I always tell other people how lucky they are that they're not in my situation or position. I tell myself constantly not to care and think positive but I really can't help but care. What did I ever do in my existence to deserve such humiliation? Since childhood no less. If I wasn't affected then I wouldn't blog about it in the first place. Tomorrows another day of taunting and I prepare myself to ignore it. But deep down, my heart is scarred. Nothing can undo the damage. I never really said this out loud to anyone, ever, but I'm hurt. I'm really, really hurt. Sometimes suicide is the only option but when I think of the repercussions I will regret it! Of course!

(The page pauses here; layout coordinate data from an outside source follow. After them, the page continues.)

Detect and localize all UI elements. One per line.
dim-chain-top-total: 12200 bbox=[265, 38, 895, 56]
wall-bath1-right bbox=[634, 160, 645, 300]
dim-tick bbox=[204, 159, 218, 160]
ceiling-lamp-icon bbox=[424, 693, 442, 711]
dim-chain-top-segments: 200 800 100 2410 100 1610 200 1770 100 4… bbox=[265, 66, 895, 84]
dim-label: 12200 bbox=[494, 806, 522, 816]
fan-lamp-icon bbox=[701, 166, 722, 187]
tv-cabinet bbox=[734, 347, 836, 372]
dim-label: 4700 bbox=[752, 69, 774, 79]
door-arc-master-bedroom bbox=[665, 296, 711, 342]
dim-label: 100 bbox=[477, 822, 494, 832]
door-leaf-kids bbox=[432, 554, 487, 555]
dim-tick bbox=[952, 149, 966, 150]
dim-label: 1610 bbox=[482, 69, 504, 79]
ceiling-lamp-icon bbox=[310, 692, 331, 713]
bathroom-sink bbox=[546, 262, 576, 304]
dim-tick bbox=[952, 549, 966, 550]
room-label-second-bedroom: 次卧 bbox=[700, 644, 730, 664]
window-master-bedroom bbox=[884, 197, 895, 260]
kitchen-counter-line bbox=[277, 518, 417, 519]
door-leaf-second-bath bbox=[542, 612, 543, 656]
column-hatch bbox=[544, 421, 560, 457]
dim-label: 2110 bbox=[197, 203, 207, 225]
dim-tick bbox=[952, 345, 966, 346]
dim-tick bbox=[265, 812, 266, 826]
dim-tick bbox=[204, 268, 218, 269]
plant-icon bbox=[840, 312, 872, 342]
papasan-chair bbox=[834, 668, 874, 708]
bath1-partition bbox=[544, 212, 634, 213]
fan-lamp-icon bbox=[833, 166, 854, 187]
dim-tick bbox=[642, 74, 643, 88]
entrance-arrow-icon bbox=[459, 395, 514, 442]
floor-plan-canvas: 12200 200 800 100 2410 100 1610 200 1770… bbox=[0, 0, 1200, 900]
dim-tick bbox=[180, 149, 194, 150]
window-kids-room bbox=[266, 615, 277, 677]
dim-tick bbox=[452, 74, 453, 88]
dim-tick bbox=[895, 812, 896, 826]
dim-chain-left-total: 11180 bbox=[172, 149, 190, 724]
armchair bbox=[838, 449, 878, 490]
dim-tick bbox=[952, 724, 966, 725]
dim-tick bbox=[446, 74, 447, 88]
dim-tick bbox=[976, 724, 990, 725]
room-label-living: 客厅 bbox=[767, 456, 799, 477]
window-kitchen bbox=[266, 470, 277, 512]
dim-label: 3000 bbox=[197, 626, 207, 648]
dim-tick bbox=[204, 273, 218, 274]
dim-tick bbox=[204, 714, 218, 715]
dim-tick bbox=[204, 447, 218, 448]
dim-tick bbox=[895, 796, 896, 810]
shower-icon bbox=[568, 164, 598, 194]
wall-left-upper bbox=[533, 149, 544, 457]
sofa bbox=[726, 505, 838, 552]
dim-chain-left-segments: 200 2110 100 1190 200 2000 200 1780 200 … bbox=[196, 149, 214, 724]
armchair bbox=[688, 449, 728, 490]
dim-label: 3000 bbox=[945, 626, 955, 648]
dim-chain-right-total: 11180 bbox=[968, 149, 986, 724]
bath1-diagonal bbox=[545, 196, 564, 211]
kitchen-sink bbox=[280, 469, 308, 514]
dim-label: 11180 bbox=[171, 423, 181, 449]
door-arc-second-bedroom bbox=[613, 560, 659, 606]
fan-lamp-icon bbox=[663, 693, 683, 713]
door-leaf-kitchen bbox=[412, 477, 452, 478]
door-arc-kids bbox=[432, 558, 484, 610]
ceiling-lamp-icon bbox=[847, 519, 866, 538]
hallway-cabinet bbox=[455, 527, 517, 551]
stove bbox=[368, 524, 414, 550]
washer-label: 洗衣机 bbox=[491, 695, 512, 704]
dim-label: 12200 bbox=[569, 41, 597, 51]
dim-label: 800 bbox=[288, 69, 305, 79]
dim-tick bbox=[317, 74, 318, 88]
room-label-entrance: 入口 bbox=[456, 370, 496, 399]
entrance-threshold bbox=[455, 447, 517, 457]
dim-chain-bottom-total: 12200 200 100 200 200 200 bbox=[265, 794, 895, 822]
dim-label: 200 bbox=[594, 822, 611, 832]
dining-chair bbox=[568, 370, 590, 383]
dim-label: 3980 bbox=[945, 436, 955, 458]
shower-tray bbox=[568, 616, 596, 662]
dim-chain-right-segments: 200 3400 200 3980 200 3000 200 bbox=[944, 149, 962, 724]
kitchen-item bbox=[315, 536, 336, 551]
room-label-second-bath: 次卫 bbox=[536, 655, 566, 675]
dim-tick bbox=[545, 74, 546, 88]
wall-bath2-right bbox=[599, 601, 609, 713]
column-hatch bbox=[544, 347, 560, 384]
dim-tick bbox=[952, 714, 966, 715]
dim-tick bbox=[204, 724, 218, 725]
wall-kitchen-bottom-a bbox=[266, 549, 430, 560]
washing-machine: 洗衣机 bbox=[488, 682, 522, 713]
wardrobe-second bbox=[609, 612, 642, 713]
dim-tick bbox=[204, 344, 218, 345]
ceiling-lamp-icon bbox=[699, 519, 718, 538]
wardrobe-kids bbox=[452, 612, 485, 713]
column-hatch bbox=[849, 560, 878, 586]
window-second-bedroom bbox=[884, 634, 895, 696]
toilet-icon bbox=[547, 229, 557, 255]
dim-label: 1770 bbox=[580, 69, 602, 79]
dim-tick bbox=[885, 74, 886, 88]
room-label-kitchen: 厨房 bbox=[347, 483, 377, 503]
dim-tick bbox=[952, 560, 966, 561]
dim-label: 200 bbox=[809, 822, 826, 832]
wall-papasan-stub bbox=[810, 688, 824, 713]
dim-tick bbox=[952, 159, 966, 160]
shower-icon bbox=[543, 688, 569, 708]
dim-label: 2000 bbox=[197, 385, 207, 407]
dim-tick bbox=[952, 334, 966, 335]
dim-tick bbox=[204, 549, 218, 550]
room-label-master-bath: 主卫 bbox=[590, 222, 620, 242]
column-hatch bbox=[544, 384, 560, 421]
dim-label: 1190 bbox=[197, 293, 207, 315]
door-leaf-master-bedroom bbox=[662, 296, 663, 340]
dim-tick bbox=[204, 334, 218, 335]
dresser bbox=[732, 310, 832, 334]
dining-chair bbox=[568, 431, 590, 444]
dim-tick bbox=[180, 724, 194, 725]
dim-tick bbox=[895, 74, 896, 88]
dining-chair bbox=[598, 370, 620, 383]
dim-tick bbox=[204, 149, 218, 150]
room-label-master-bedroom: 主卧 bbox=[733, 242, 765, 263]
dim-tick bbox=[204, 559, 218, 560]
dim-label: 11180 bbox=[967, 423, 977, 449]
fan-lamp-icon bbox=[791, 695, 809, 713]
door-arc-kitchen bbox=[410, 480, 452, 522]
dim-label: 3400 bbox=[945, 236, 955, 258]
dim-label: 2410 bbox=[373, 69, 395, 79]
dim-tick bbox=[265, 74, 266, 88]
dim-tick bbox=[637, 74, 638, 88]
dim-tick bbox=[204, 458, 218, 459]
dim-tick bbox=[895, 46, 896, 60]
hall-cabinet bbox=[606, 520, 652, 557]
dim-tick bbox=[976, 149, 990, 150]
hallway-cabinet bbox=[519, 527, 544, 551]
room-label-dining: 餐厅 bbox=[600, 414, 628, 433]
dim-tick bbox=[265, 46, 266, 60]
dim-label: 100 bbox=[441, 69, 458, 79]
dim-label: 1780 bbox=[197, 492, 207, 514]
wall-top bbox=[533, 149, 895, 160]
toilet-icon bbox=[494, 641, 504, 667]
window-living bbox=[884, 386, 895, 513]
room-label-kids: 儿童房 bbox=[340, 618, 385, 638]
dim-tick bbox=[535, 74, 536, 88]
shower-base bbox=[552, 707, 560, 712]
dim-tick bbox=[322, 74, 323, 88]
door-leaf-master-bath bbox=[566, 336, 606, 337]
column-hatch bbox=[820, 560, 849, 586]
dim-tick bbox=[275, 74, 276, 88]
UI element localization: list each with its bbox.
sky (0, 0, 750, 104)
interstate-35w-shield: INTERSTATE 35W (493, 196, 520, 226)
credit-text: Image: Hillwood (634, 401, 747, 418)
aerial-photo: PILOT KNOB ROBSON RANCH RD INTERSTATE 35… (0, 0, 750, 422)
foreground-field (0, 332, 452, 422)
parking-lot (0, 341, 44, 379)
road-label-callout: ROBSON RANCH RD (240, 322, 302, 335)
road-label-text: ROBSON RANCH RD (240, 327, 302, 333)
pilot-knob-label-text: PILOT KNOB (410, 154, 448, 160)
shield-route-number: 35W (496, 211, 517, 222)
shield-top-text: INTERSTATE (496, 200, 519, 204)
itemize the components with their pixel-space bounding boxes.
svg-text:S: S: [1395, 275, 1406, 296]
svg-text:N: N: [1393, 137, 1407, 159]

I guess this is just my life. I've always been popular for the wrong reasons. Everbody talks behind my back, teases me, everything. When will all this stop? Don't even try to tell me that I'm only thinking this as a sign of blah, blah, blah! Because I know! I tried to be positive at all times when I finished watching The Secret but it never works for me. I'm such a sad, lonely person. I want to cry it out but I won't because if I do then those people teasing me might think I'm affected. Even though they won't really see. Well I guess they might read this post but I'm just fed up. I have no one to talk to. No one even reads my blog anyway.

Tuesday, November 24, 2009

The Antagonists Defense

People always say that I have high standards when the truth is I just want everything to be perfect! A life of perfection is hardwork and I can evaluate myself as not trying too hard to achieve perfection but still, I want everything to be perfect! Who doesn't want perfect?

In a way, most people would say, I am a perfectionist who has high standards and all of that antagonist stuff! Okay, I admit that I am an antagonist. For everyone! The perfect example would be my sister. For her, for everyone, I am an antagonist in her life. I AM NOT.

I am being an older brother who cares for his sister and has her good intentions but people don't see that! People see that I am a control freak and the mean one.

I am not really speaking to my sister right now ( I don't know if she noticed) because I, as cruel for me to say this, hate her for now. Let me explain.

All her life I have been there for her. I am not just her brother, in a way I am her parent. I took care of her ever since we were young as my parents were not here most of our lives working abroad. Woah! Wait a minute! Hold that thought! I don't hate my parents for not being with us because I truly understand their sacrifice! Back to my prodigal sister, I may not have always been the older brother because sometimes I'm more immature but heck I have been THERE every step of the way! And what has she given me in return? NOTHING!

I love my sister unconditionally but she really is hard headed and, ahem, has poor taste. I have taught her everything, her studies, life and, ummm... life! Whenever she needed help, I would be there trying my best. When I was the one in need, she would just not care! Okay she would but she wouldn't try to help. It's always been about her!

I can enumerate everything she has done, the decisions she made, everything! But I don't wash my dirty linen in public! I may be doing it now but it's just the minor stains. Bleh! The reason why I'm not talking to her is that she has a boyfriend who is just... wrong! I mean, he's ugly, he dresses like a porter, he's from CU (I'm not judging the school), he has no CLASS! And that's just not my opinion! How dare she embarass me like this? How dare she embarass me my whole life! SHE is an embarassment to our family! Gosh! It's like a Monaco Monarchy feud in here! I'm Caroline, she's Stephanie!

We had an encounter this night when we caught the same jeepney. I was with friends and she was with her *BLEEP* boyfriend! I said one word that was insulting and I'm not sorry for it! The guy was shocked that I said it, probably even mad! My sister was mad that's for sure! And who cares?

Gosh! How people in your life who you expect to be at least not embarass you do the exact opposite! Even more!